From behind the pillar of smoke, he sees light.

‘Achatriel Yah Adonai Tzvaot,’ his lips murmur.

Across from him is kisei ram v’nisa, a high and lofty throne. Should he prostrate himself before it? He dares to raise his eyes and is greeted by a stormy visage.

‘Yishmael, my son, bless me.”


In her reflection, Calderon writes that “God and man encounter each other here like characters from two totally different stories.” Rabbi Yishmael enters expecting to be humbled before an intimidating and distant presence. “He does not know,” as Calderon writes, “that this is the place where God [who is omnipresent] secludes Himself in moments of loneliness.” In her telling, it takes time for Rabbi Yishmael to pivot. She writes, “for a moment he fears that a foreign god has penetrated the inner sanctum and has sat upon the throne. But then the seated presence calls him by name. In that moment Yishmael divests himself of his role as high priest and becomes only himself. He listens. He tries to overcome his fear and his preconceived notions. He wishes to be fully attentive, freed from his anxieties…[his] astonishment turns to empathy and then to generosity of spirit.”


I find this description so moving, and so powerful, because it could be describing an encounter between two humans. Rabbi Yishmael approaches the encounter with fear and preconceived notions. He wonders if he belongs there. He wonders if the other, who is there with him, belongs there. Thinking he is there to fulfill a prescribed task, he is, instead, asked for something unexpected, spontaneous, and personal.


This is what God says: Yishmael my son, bless me. ״יִשְׁמָעֵאל בְּנִי, בָּרְכֵנִי!״

Three things: God calls Yishmael by name - God sees him for who he is.

My son - God recognizes and validates their relationship.

Bless me - God asks for what God needs.


This witness, this affirmation of relationship, and this vulnerability allow Rabbi Yishmael to pivot. He responds with a heartfelt blessing, realizing that what is required is not perfect performance of the ritual, but realness, presence, self. And he closes his story by saying, “v’nina li b’rosho,” and God nodded God’s head, to accept the blessing.


I invite you to think of an encounter you had with someone who was significantly older or significantly younger than you. What fears and preconceived notions did you bring with you to the encounter? Was there anything that surprised you? Were you able to offer empathy and generosity of spirit? Did the other person extend those to you? If so, what made that possible? If not, what got in the way?


Did you call each other by name - did you really see each other for who you are?

Did you affirm your relationship to one another, whatever it might be?

Did you ask for what you need?


The Talmud editors end the story this way:

וְקָמַשְׁמַע לַן, שֶׁלֹּא תְּהֵא בִּרְכַּת הֶדְיוֹט קַלָּה בְּעֵינֶיךָ

This teaches us that you should not take the blessing of an ordinary person lightly.


Rabbi Yishmael was the high priest, no ordinary person. He was performing the essential ritual of Yom Kippur, the ritual on which the whole community’s atonement and well-being were understood to rest.

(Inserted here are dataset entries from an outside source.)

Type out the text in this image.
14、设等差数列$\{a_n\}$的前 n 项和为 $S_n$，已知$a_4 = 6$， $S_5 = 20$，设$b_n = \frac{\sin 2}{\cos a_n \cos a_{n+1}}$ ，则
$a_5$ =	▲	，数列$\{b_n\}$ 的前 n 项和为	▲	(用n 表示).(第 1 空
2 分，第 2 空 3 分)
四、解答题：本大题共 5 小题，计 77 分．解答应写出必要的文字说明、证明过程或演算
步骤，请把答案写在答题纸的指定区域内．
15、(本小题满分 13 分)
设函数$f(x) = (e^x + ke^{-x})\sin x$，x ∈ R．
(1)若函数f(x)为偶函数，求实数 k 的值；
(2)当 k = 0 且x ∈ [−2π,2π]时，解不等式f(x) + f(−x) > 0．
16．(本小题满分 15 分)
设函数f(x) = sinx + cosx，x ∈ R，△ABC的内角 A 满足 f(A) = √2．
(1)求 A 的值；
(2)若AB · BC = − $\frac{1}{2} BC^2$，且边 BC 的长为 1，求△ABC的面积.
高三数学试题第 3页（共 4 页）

If the takeaway of his story is to value one another’s blessings; if, in our time, we access the Divine spirit in one another, in our encounters with each other, rather than in the Temple sanctum, then how might we bless one another, how can we become a blessing to one another, as our essential Yom Kippur ritual?


We already do. As much as I know there is tenderness about what our multigenerational community will be like going forward, I know there are already deep, intentional, loving bonds across all generations. I know that has always been one of the gifts of this community, and I know it will continue to be so, as we continue to know each other deeply, affirm our relationships, and ask for what we need.


L’shana tova, and gmar chatima tova.